I met a person (let’s call him Frank) this weekend who I found out just got laid off this week from a major bank in New York City. Frank is 51 years old and had worked at this bank for over twelve years. He was given the following two choices: Move to another location or stay in the New York metro area for a $20,000 pay cut. He was not willing to move or take a pay cut since he was earning a six-figure salary and needed to make that much to maintain his standard of living. Though naturally upset, Frank felt he had plenty of time since he got a severance for eight months to find a new job that will pay him what he earned before being laid off.
When I asked him how his search was going, he said something interesting that most people who have been laid off find out the hard way: companies today are looking for a lot of new skills and credentials just to get an interview. Though Frank had an outstanding performance reviews where he worked, unfortunately, he does not have many of the skills and credentials companies are looking for today. He added that companies are interested in all just to qualify for an interview. He said he was not deterred since he had outstanding performance reviews so it will help him land a new job. I wish him all the best but unless he is an exception, this is not what I am seeing in the market for people getting laid off as they get into their 40s and 50s.
When you get laid off after working for a same company for many years, you feel like you have been thrown out of a moving train on to a platform and now you find that all incoming trains are jam packed, and there are lot of other people pushing to get in the train when it stops. You suddenly have to deal with something you did not have to worry about for a long time (while you were gainfully employed) and now you have to learn so many new things that are outside your comfort zone---it is a terrible feeling.
This is nothing new. We humans have always opted for stability over change. We have a job that pays well so why change anything if you don’t have to when you are not seeing, or delusionally think (if you are seeing any sign of a threat) that it will not affect you. This is the big trap that most employees fall into, especially as they start getting into their 40s and 50s and, unfortunately, the landing is very hard when they lose their jobs..

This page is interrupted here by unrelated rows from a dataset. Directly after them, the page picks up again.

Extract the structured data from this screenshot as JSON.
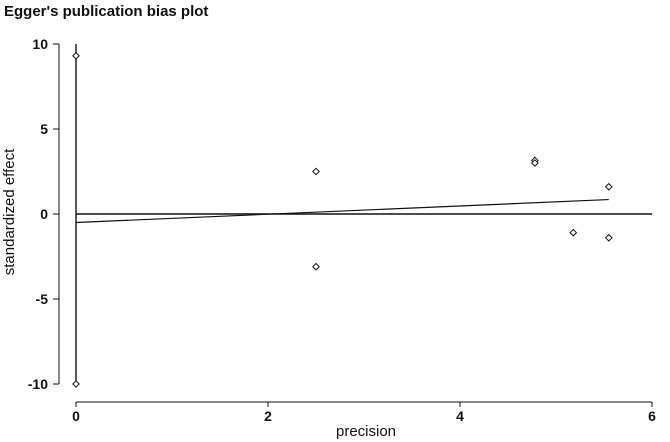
{
  "chart_data": {
    "type": "scatter",
    "title": "Egger's publication bias plot",
    "xlabel": "precision",
    "ylabel": "standardized effect",
    "xlim": [
      0,
      6
    ],
    "ylim": [
      -10,
      10
    ],
    "x_ticks": [
      0,
      2,
      4,
      6
    ],
    "y_ticks": [
      10,
      5,
      0,
      -5,
      -10
    ],
    "grid": false,
    "legend": "none",
    "points": [
      {
        "x": 0.0,
        "y": 9.3
      },
      {
        "x": 0.0,
        "y": -10.0
      },
      {
        "x": 2.5,
        "y": 2.5
      },
      {
        "x": 2.5,
        "y": -3.1
      },
      {
        "x": 4.78,
        "y": 3.15
      },
      {
        "x": 4.78,
        "y": 3.0
      },
      {
        "x": 5.18,
        "y": -1.1
      },
      {
        "x": 5.55,
        "y": 1.6
      },
      {
        "x": 5.55,
        "y": -1.4
      }
    ],
    "reference_line": {
      "y": 0
    },
    "regression_line": {
      "x": [
        0,
        5.55
      ],
      "y": [
        -0.5,
        0.85
      ]
    },
    "ci_line": {
      "x": 0,
      "y": [
        -10,
        10
      ]
    },
    "marker": "hollow-diamond",
    "color": "#111111"
  }
}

In a way we are wired to opt for stability.. Humans used only stone tools for over two million years. The reason for this, according to anthropologists, is that the physical environment was so stable in Africa where our early ancestors had enough food and faced very little threat. Stability is more of a natural human condition than trying to make a change. Though we are living in a world of change, when it comes to jobs, many opt for stability and then when they get laid off, they simply can’t adjust to the new reality. We are not wired to embrace change of any kind.
As I indicated, change is hard when you have lived in a stable environment for so long. You are like a house pet who is loved by the household, but, if abandoned, you have to hope that you get rescued before it's too late. This is harsh but nevertheless this is how I and others I felt after being laid off in our 40s and 50s.

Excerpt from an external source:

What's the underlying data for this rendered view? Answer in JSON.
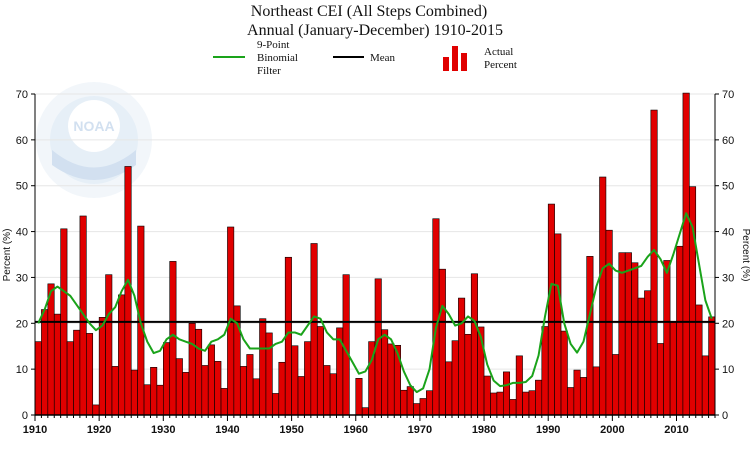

But there is good news. You don’t have to be a victim of this predicament if you take the following actions:
- Keep learning new skills that are current or emerging to make you marketable to other companies. All companies have to do things cheaper, better, faster and smarter, and if you can do that then you will be marketable at any age.
- Take on newer challenges at work; don’t get stuck with doing the same thing. You may want to even consider making a change for a lower pay if you are adding more skills. Note when you lose a job, you quickly go from six-figure salary to zero-figure salary.
- Opt for skills development over promotion since companies outside want skills over your specific skills you have developed at your present company that they can’t use. If you reach a higher position then it will be hard for you to get hired by others since mid-level positions are mostly taken up from internal candidates.
- Keep sending resumes out to see what is your true marketability for two reasons: know your market value and also keep your interview skills current.
- Have one years savings since if you are out of a job you don’t want to get desperate and take anything that comes along that is not suitable.
- Be active on social media such as Facebook, Twitter, LinkedIn, Google+ anf You Tube. This is nothing new, but you do have to get more active and start commenting and reaching out to people while you are still employed. It gets more difficult when you are out of a job.
- Create a body of work through blogs, podcasts and videos that is industry specific that anyone in your industry can relate to and would want to talk to you about.
- Reach out to people early for information that can later turn into a potential lead and hopefully a new job when you are ready to make the move.
- Start actively looking for a job way in advance since companies are using a very long time horizon today unlike in the past. If the companies are doing strategic hiring, you also have to be doing strategic prospecting.
- Make it a game that you enjoy playing and want to keep getting better since today you are in a mode of always looking. This is the new reality so don’t fight it. Accept it and thrive in it.